On Oct 4, 2008, at 8:31 PM, Jim Correia wrote:

On Oct 4, 2008, at 10:45 PM, Nathan Vander Wilt wrote:

HFS types seem to be well deprecated in nearly every other area, the drag destination guides don't encourage checking the types anyway

Can you post a reference?

You generally should check the type in the drag, and not offer to accept a drag which you can't accept.

As to HFS types being deprecated, the documentation at http://developer.apple.com/documentation/Carbon/Conceptual/understanding_utis/understand_utis_intro/chapter_1_section_1.html says they were "originally designed for Mac OS 9 and earlier".

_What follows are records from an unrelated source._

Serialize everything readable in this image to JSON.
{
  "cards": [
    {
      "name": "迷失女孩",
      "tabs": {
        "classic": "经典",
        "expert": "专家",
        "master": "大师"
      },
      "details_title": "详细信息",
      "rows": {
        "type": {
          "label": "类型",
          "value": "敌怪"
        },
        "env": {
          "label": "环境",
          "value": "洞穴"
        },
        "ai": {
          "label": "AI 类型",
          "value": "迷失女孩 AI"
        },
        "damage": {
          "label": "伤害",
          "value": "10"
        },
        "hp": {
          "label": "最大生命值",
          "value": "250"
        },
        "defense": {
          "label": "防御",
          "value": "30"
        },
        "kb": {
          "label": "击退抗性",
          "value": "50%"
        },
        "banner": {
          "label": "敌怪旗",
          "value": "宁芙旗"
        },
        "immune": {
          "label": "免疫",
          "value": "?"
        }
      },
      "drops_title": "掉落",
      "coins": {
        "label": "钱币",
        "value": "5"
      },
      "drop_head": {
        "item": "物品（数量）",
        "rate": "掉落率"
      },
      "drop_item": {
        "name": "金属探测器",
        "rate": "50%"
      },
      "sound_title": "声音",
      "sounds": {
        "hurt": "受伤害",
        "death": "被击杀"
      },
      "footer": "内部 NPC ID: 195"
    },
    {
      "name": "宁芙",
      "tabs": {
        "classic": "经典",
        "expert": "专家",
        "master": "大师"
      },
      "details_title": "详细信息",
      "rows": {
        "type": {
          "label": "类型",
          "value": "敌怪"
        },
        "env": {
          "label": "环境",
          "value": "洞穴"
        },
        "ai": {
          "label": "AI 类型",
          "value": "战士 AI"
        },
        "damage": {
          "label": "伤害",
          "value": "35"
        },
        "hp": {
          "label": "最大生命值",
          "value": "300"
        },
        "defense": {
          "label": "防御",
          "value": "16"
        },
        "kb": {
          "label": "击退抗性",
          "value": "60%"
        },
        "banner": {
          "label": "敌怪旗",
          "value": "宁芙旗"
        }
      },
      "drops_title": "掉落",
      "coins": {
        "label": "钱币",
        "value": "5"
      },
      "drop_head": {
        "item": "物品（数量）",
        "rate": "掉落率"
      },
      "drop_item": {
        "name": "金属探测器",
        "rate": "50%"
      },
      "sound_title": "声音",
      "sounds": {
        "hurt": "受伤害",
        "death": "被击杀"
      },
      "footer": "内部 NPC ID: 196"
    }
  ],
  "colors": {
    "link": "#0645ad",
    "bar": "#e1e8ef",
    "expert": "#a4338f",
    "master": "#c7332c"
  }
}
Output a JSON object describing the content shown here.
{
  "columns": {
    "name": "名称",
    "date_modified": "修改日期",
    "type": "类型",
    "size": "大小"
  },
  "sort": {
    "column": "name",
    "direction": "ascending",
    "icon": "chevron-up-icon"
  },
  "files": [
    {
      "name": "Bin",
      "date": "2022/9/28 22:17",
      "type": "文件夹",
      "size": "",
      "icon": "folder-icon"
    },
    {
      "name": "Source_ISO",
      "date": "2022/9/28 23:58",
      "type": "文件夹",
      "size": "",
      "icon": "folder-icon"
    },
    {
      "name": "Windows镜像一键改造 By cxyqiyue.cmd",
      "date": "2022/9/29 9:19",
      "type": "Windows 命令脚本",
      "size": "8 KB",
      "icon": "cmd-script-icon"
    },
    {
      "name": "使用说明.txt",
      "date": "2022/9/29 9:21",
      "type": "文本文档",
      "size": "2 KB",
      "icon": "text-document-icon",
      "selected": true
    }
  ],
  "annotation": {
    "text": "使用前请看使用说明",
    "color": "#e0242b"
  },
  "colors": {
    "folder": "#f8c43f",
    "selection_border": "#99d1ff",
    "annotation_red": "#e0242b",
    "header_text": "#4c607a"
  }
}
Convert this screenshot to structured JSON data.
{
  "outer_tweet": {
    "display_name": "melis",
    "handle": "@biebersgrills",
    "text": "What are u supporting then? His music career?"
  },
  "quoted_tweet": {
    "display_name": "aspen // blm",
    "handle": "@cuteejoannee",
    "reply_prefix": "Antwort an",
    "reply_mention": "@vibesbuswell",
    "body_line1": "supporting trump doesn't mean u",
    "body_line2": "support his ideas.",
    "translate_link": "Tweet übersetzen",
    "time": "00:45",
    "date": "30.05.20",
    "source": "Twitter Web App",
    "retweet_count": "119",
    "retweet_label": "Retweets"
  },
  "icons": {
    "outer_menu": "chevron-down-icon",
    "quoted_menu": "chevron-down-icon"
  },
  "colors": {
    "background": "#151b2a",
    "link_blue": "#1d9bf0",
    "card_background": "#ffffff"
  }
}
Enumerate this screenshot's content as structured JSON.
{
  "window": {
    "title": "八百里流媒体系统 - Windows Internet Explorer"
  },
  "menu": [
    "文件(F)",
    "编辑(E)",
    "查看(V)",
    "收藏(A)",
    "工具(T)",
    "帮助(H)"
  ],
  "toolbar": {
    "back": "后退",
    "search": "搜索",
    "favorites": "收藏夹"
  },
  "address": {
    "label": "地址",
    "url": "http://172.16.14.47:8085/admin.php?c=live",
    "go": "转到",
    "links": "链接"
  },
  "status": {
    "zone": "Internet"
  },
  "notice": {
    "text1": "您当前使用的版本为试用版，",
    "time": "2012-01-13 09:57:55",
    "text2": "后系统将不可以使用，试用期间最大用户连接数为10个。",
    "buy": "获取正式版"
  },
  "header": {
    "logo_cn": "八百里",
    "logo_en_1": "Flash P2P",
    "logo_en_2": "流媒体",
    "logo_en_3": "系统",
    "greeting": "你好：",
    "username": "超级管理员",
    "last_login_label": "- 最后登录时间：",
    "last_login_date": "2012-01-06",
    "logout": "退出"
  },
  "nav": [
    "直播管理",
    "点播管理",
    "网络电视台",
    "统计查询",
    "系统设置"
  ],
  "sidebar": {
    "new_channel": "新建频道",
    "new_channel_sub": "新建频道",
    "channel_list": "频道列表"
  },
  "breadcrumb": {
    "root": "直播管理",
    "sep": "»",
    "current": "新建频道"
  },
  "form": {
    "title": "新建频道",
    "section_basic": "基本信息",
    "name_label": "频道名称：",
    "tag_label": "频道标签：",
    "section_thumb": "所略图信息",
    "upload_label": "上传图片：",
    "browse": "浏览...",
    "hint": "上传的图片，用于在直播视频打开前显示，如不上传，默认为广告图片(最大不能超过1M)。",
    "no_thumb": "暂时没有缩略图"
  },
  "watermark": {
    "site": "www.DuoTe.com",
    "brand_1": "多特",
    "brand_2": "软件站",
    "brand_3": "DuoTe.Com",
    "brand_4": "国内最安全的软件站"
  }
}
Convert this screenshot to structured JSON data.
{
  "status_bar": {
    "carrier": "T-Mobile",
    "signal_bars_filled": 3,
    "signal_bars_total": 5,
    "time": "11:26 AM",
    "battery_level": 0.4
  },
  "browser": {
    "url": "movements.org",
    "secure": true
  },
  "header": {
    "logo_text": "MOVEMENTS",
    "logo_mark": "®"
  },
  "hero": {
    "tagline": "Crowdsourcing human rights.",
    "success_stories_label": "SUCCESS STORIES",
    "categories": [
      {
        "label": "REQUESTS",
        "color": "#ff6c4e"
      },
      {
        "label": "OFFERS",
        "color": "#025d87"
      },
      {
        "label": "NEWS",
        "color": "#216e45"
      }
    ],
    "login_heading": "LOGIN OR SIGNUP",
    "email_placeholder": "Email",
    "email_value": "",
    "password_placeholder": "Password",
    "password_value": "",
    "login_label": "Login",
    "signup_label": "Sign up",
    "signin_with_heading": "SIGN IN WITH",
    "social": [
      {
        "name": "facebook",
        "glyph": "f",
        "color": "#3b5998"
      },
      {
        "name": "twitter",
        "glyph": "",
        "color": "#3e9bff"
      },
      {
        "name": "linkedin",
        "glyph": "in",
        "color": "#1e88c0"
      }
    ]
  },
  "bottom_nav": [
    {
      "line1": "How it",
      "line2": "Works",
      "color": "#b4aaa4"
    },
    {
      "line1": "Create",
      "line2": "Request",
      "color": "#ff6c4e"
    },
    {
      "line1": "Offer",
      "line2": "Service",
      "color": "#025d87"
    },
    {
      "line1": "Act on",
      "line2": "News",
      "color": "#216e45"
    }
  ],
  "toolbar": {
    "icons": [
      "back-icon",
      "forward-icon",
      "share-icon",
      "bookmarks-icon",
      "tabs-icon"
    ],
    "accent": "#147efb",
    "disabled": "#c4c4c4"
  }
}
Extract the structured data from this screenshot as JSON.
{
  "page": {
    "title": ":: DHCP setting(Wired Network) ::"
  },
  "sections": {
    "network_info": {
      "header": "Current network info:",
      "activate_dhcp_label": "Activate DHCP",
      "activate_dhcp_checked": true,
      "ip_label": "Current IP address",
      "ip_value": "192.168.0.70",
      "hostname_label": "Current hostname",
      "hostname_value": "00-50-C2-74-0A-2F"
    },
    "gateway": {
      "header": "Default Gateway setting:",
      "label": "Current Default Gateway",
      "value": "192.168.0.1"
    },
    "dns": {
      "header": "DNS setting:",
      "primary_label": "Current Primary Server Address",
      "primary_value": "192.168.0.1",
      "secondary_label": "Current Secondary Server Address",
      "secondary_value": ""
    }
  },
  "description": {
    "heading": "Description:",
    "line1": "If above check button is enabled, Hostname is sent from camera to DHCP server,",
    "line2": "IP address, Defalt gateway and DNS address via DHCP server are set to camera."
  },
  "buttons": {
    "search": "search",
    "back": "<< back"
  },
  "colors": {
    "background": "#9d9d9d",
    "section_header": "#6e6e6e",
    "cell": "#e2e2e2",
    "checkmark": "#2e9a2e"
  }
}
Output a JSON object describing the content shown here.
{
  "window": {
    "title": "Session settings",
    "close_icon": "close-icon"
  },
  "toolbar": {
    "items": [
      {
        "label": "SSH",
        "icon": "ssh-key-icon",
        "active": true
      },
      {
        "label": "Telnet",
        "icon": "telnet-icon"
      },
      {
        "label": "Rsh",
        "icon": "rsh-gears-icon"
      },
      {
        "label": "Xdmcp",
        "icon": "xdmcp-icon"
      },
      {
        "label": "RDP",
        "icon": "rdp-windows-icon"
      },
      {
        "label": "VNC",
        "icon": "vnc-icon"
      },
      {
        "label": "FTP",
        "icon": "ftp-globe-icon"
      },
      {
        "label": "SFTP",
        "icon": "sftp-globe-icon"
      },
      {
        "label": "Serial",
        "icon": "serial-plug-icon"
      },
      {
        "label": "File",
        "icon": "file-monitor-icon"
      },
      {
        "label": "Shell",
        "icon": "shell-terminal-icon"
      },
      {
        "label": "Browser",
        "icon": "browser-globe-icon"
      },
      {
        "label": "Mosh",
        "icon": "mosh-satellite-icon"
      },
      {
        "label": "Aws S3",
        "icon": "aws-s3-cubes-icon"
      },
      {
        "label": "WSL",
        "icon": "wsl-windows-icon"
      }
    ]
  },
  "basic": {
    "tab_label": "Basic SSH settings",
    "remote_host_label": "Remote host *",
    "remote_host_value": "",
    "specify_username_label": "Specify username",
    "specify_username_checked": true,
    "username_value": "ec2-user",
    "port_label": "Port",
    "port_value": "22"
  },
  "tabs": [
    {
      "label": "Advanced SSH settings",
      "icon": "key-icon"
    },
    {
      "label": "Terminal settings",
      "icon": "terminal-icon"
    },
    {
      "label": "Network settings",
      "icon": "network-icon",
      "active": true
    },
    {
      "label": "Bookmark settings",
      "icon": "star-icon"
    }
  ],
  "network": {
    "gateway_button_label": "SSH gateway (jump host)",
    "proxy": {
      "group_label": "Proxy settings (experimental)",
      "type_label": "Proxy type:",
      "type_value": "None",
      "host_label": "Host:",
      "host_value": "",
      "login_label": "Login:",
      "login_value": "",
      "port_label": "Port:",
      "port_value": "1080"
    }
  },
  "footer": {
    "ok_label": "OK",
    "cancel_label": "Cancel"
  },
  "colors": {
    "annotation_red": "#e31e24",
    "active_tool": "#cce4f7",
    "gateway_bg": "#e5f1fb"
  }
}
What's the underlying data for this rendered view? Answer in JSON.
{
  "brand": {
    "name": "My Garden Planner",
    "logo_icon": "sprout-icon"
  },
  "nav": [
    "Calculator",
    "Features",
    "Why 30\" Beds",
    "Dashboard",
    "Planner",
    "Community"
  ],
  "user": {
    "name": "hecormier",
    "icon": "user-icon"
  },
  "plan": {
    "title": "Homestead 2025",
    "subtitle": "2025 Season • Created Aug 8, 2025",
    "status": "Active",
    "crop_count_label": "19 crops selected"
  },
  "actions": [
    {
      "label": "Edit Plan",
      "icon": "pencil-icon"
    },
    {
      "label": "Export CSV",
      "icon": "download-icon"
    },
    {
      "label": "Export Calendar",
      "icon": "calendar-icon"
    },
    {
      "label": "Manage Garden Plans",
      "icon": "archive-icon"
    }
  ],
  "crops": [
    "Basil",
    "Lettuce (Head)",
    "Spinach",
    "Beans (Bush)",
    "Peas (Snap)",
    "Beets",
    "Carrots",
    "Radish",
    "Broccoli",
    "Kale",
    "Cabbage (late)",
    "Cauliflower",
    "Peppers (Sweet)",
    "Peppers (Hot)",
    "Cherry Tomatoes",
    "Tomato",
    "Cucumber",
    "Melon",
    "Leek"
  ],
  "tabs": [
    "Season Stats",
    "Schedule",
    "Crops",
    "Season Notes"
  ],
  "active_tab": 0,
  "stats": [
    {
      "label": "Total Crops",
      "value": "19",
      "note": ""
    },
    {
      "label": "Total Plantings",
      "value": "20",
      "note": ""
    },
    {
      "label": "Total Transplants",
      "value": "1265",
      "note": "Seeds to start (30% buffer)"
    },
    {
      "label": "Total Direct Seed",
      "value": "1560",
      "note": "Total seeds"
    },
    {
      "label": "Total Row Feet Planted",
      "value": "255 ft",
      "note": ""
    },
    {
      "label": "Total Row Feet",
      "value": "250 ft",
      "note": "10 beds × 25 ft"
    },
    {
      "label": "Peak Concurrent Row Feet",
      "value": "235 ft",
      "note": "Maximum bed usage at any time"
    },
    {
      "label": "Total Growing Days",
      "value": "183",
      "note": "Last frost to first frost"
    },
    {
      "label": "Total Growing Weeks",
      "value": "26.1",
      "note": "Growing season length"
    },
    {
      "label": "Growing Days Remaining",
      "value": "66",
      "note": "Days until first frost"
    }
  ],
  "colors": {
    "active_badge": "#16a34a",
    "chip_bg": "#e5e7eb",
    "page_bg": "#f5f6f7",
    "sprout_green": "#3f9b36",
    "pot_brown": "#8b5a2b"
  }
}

Beyond that, I think I'll have to mostly concede this point. You are right that the HIG encourages rejecting drags based on file types (though in the case of a non-promise drag this can take an extremely non-deterministic amount of time). For what it's worth, the sample code at http://developer.apple.com/documentation/Cocoa/Conceptual/DragandDrop/Tasks/DraggingFiles.html does not check types, but the text above does mention "The destination can then accept or reject a drag operation based on the contents of the types array."


and the API itself doesn't facilitate easy checking especially given the fact that strings already are *either* extensions or legacy type codes with no programmatic distinction.

Due to the convention for how HFS types are encoding, it is possible to programatically distinguish the two, if you need to do so.

I'm not sure what you mean here. The documentation for promise drags says to encode the OSType using NSFileTypeForHFSTypeCode() which in my testing just turns the "characters" the programmer sees in their source into a string (ie 'uint' becomes @"uint"). As extensions could be any number of characters, how would I know if "docx" is the exension of a new Office document or maybe some old OSType code registered decades ago for a totally different format?


Plus who really wants to keep comparing strings (eg 'txt' vs. 'TXT' vs. 'TEXT' times every other supported format) when they could be using UTTypeConformsTo instead? :-)

Nobody really wants to keep supporting legacy standards when there are new better ones. However, if you want to interoperate with stuff which uses those legacy standards, you have to.

Until such time as NSPasteboard does implicit translation of UTIs put in NSFilesPromisePboardType, any client only expecting to see traditional types might fail. Only you can decide if you need to interoperate with such clients.

As it turns outs, I've hedged my bets. I conservatively only put traditional types when writing NSFilesPromisePboardType, but correctly handle UTIs when receiving the drag. I don't know how many other clients are as flexible.

What initially bothered me about the lack of UTI support was that I have no idea what the HFS types were, except for 'GIFf' and 'TEXT' which show up as canonical OSType examples throughout the docs. Of course, since I can use extensions that's mostly a a non-issue, though I do wonder what I'd do if another app gives me HFS types instead of extensions. You're probably right, though, if I'm the only one putting UTI strings into the promise array it might as well be haiku or ASCII art instead.